I wouldn’t be surprised if the GP10x consumer variants have 32K regs per 64 core SMP.

Hopefully I’m wrong!

There is a new whitepaper: NVIDIA GP100 Pascal Architecture – Infinite Compute for Infinite Opportunities

I wonder whether the writer of that whitepaper is aware of the meaning of “infinite”, or whether Pascal is in fact the solution for all NP hard problems out there.

I’m pretty not happy about the decrease in shared memory size per SM. But I guess the effective size doubles in fp16 now so maybe it’s not a big deal. Pretty sure I’ll mostly only care about lower precision performance from now on.

I’d also rather have fewer SMs with more schedulers/cores. I generally have no problem filling an SM with warps, but often times it’s the total number of available blocks that comes up short.

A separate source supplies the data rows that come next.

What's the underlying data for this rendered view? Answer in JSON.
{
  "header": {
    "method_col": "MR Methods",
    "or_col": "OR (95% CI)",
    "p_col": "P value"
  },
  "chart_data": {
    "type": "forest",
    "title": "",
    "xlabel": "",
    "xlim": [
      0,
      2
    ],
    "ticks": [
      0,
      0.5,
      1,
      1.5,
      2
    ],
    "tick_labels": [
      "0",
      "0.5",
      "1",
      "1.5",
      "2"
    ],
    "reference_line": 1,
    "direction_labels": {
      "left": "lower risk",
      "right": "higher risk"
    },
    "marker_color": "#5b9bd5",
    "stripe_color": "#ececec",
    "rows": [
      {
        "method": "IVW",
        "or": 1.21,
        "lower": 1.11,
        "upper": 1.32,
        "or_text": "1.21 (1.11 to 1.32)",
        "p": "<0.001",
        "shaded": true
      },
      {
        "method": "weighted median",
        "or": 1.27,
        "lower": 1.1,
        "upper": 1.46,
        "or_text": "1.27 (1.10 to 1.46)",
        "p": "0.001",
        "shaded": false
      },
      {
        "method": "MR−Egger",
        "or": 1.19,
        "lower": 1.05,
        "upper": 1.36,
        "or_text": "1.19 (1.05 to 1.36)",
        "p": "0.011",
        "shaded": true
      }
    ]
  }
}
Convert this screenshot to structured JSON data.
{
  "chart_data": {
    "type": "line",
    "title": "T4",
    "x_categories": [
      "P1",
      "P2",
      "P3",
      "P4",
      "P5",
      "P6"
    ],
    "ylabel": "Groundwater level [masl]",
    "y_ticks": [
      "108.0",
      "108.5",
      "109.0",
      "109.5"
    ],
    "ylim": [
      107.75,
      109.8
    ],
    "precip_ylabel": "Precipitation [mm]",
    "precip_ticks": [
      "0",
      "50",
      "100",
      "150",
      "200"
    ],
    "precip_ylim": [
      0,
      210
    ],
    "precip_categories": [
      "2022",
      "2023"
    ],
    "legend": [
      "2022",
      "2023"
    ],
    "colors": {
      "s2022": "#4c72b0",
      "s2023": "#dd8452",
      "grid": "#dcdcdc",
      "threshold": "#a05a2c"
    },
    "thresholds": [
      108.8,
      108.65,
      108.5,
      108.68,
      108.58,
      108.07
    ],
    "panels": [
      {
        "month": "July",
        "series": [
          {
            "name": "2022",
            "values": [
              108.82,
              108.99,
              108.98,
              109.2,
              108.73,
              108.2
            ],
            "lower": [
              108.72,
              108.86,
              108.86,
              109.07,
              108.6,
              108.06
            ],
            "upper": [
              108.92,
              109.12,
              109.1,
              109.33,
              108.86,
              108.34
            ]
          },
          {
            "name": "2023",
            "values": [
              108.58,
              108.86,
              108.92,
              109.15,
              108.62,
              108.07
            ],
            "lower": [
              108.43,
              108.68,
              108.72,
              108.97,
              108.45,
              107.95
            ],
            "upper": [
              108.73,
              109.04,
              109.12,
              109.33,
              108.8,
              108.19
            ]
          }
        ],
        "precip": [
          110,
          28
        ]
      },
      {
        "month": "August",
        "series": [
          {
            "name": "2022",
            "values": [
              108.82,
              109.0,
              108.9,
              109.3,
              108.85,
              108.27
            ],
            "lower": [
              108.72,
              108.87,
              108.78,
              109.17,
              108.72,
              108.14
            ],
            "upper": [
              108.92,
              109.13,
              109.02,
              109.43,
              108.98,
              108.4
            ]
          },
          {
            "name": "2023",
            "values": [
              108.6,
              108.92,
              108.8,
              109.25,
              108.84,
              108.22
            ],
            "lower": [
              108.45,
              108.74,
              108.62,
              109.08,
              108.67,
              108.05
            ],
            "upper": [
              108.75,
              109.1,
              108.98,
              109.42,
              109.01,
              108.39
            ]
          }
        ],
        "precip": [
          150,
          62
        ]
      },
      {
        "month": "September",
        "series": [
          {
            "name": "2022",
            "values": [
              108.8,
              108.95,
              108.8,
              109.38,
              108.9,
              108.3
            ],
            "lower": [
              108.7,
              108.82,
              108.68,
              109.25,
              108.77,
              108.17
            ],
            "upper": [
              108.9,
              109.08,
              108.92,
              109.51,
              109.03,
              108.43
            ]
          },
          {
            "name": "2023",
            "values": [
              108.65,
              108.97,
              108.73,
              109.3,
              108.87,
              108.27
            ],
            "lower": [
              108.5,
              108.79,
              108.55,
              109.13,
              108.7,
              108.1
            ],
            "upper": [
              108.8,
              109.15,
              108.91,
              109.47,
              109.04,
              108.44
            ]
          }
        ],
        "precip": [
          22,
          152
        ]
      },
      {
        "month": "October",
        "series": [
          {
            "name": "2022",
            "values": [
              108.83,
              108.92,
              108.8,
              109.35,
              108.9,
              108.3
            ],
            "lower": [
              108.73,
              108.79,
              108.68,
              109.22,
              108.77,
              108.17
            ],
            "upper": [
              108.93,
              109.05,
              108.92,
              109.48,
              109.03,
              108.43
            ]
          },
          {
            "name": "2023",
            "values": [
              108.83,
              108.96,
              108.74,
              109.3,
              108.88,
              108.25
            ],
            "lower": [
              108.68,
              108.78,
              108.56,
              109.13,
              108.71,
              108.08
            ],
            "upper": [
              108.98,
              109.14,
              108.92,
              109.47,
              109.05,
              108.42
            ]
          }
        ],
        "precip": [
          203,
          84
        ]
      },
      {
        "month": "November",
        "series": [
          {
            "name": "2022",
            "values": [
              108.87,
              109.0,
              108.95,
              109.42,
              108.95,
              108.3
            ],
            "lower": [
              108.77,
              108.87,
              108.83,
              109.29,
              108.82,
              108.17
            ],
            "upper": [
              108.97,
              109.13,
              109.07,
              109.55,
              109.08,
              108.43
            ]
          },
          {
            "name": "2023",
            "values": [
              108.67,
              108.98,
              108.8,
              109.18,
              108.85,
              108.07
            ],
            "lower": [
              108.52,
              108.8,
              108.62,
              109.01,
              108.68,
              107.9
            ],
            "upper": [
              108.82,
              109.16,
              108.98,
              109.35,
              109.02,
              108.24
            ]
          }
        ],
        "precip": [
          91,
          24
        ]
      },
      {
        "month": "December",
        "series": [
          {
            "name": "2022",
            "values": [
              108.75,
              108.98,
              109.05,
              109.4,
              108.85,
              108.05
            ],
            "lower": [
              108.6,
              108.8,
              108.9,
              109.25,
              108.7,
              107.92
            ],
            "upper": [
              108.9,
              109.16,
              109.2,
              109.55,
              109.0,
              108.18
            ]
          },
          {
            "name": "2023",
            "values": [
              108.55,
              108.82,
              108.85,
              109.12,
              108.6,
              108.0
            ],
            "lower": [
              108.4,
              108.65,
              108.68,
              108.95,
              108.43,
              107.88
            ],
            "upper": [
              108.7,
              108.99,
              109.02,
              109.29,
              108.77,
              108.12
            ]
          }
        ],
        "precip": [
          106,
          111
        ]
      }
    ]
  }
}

But I guess I could be looking harder for independent work and leveraging streams more.

It would nice to know what the new L1 and instruction cache sizes are.

Scott, Have you had a chance to work with Pascal yet?

BTW I enjoyed your talk at GTC.

My only complaint was that they only gave you 25 minutes to speak while I think the audience would have been fine with a hour or more.

@njuffa, Infinite™®*!

@scottgray, for all the reasons you list, I’m hoping the consumer GP10x is closer to an sm_50’ish 128/4/64K/64KB FP32/FP64/REGS/SMEM.

Well I guess in an age where “unlimited” internet connectivity is in fact capped, “infinite” compute may have acquired a new meaning as well.

The reduced shared memory size jumped out to me as well, that seems to be asking for trouble, performance portability wise. I wonder whether it may be a consequence of the much higher SM core frequencies coupled with a desire to keep shared memory latency low?

From what I can tell Pascal-based consumer-level products are still quite some time off into the future, so nothing to worry about until then. I am particularly eager to see how much more compute they managed to squeeze into the lower-end GPUs without auxiliary power connectors. Will it really be 2x Maxwell?

External Media

March 27-30 2017 for GTC 2017, guessing the GP100 GeForce TITAN & Quadro P6000 will be launched at that time since the demand for Tesla P100 is off the charts.